Xi Qing, Pfizer’s director of corporate communications in China, tells the Beijing Times that the US firm will offset the termination of its patent with its strong sales network. He even argues that greater competition will spur wider awareness of ED drugs, enlarging the pie for all.
A Guoxin Securities report estimates that 140 million men in China suffer from ED problems, but that only a fraction have received treatment. Based on Viagra’s current prices of Rmb128 per pill and the total sales of about about Rmb1 billion, the rough estimate is that only 7.8 million pills are being dispensed legally each year.

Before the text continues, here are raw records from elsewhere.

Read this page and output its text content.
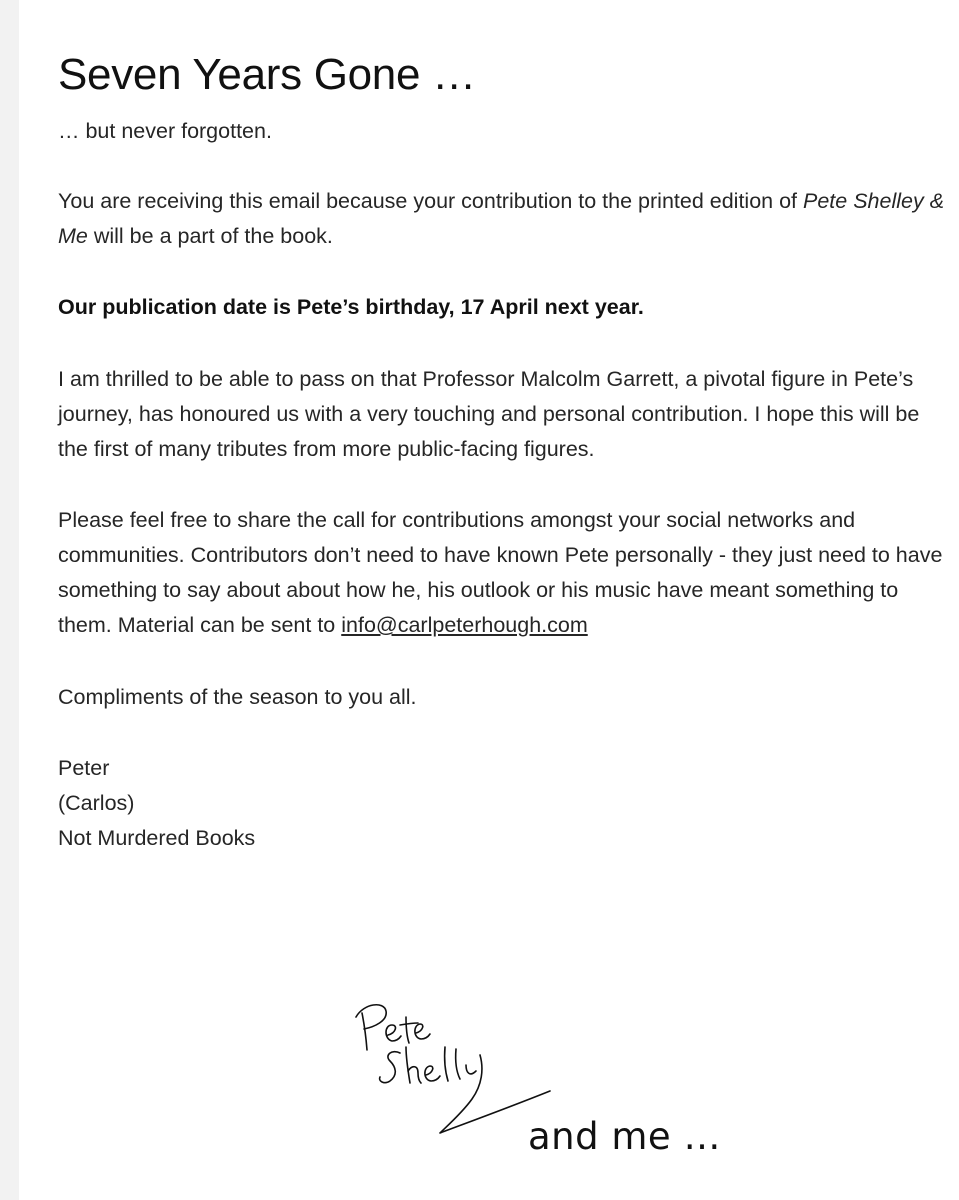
Seven Years Gone …

… but never forgotten.

You are receiving this email because your contribution to the printed edition of Pete Shelley & Me will be a part of the book.

Our publication date is Pete’s birthday, 17 April next year.

I am thrilled to be able to pass on that Professor Malcolm Garrett, a pivotal figure in Pete’s journey, has honoured us with a very touching and personal contribution. I hope this will be the first of many tributes from more public-facing figures.

Please feel free to share the call for contributions amongst your social networks and communities. Contributors don’t need to have known Pete personally - they just need to have something to say about about how he, his outlook or his music have meant something to them. Material can be sent to info@carlpeterhough.com

Compliments of the season to you all.

Peter
(Carlos)
Not Murdered Books
and me …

Another reason why Pfizer might be unfazed is because local studies usually highlight the gap in quality between the generic drugs made domestically and the imported original ones. Pfizer’s Xi argues something similar, expressing great confidence in Viagra’s performance compared to its rivals. Such doubts may steer some customers to stick with the US product. But the pharma giant must also be a little concerned that less affluent Chinese men will still be willing to give the cheaper versions a try.